The five wall-mounted units - measuring 31 by 11 by 9 inches - serve the living room, first-floor bedroom, two second-floor bedrooms, and the kitchen. The concealed ducted units serve the second-floor bathroom, the first-floor bathroom, and the foyer. All eight indoor units, connected to one outdoor unit, are individually controlled by a simplified wired controller. Each indoor unit incorporates an electronic expansion valve that continually controls the flow rate of refrigerant. In this way, the VRV system maintains a nearly constant room temperature without the typical fluctuations. The refined PID control delivers effective temperature control and minimizes temperature swings. With spray foam insulation incorporated into the structure’s energy efficient design and high-quality, double-paned windows facing out over the water, the Townsends’ energy cost is estimated to be very low.

Maguire and Townsend decided to take advantage of the fact that the shore home is built on pilings by installing the condenser on a specially designed structure below the home. They created a small deck for the slim 310 pound, 35 by 53 by 12 inches, outdoor unit and secured it with columns, placing it approximately 3 feet off of the ground.

“Although we sit on a flood plain here, the water level has never approached three feet in modern times,” noted Townsend.

To address the coastal application, the Daikin VRV-S outdoor unit coil includes anti corrosion coating and all the metal parts are enamel coated.
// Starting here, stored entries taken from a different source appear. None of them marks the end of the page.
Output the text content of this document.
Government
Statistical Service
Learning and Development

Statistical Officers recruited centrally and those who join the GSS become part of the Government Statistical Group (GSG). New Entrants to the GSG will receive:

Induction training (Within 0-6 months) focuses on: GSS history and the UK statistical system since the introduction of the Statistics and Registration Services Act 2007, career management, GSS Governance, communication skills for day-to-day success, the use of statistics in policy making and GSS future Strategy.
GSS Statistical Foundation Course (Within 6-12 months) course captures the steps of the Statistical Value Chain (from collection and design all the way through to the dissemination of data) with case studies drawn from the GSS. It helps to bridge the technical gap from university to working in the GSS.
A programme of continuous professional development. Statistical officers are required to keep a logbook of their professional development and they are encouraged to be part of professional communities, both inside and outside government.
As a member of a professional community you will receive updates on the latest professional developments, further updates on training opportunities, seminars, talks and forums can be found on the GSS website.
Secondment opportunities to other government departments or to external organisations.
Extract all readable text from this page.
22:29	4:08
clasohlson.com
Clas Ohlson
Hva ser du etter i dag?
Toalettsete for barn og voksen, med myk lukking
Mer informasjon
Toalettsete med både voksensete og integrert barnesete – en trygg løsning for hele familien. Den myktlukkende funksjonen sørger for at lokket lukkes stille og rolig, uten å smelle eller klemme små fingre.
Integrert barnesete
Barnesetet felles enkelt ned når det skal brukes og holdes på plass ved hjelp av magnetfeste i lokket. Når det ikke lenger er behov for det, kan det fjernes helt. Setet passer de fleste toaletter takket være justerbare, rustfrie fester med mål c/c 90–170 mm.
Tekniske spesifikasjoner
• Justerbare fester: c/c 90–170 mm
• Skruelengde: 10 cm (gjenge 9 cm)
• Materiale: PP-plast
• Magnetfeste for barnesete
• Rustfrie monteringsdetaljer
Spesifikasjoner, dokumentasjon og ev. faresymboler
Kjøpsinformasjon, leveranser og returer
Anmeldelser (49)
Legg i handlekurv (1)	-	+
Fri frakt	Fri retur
These features give the outdoor unit longer life in salt-corrosion risk appli- cations. The overall design of the system was completed by Maguire and Daikin AC sales engineer Michael Panopoulos. Equipment was supplied by Andrew Mohr of Thos. Somerville Co., the local Daikin distributor.

Since the home is built on pilings, the Daikin VRV®-S heat pump was installed on a specially designed structure below the home.

A NEW HOME WITH HISTORY

The six-sided Townsend lighthouse home sits on Tangier Sound, which is the site where the first Hooper Strait Lighthouse was built and stood for less than a decade. Harsh winter weather and the pressure of mounting ice against the pilings caused the lighthouse to be separated from its base and drift out into the bay.

Rebuilt a few years later, the lighthouse operated until it was decommissioned in 1966. The Chesapeake Bay Maritime Museum saved the structure from being demolished and relocated it to its on-air museum site. Today, lighthouse lovers from all around the world would definitely give it a top rating in its category.

“Since we plan to retire in our new lighthouse home, you could say we give it a top rating, too,” said Townsend.